El caso de Kayley Boda expone los riesgos del uso prolongado de cigarrillos electrónicos
La historia de Kayley Boda ha encendido alertas sobre los riesgos del vapeo, luego de que fuera diagnosticada con cáncer pleural en fase 4 tras siete años de consumo constante de cigarrillos electrónicos.
Originaria de Manchester, la joven comenzó a utilizar vapeadores a los 15 años, en una etapa clave para el desarrollo pulmonar.
Un hábito intensivo desde la adolescencia
De acuerdo con su testimonio, el uso del dispositivo fue intensivo desde el inicio, llegando a vapear hasta 600 veces por semana, lo que aceleró el deterioro de su salud sin que ella lo notara.
Primeros síntomas ignorados
Dos años después de iniciar el hábito, comenzaron a aparecer señales de alerta:
- Ronchas inexplicables en la piel
- Tos persistente con sangre
Sin embargo, el diagnóstico tardó en llegar debido a que este tipo de cáncer es poco común en personas jóvenes, lo que permitió que la enfermedad avanzara.
Diagnóstico en fase terminal
Finalmente, los médicos confirmaron que padece cáncer pleural en fase 4, una enfermedad que afecta la membrana que recubre los pulmones.

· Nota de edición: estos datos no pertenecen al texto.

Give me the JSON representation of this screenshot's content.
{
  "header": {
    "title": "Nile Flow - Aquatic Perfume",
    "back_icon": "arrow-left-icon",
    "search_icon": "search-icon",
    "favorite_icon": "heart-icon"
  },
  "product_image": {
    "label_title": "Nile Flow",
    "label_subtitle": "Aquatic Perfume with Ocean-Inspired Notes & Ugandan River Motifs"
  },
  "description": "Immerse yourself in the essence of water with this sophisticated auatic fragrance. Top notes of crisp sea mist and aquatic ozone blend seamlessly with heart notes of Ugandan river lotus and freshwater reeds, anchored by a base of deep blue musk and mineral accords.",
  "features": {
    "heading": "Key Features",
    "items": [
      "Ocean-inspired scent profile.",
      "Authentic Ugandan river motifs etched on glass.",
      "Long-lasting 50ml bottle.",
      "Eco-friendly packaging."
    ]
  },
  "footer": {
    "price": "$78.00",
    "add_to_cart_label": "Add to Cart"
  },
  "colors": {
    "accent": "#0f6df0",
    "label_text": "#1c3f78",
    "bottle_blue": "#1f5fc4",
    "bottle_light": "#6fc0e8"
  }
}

El pronóstico más optimista le da una expectativa de vida de aproximadamente 18 meses.
Busca tratamiento experimental
A pesar del diagnóstico, Kayley busca acceder a un tratamiento experimental en Alemania, mientras comparte su historia para advertir sobre los riesgos del vapeo.
Su caso pone en evidencia que el uso de cigarrillos electrónicos, frecuentemente percibidos como una alternativa menos dañina, puede tener consecuencias graves e irreversibles.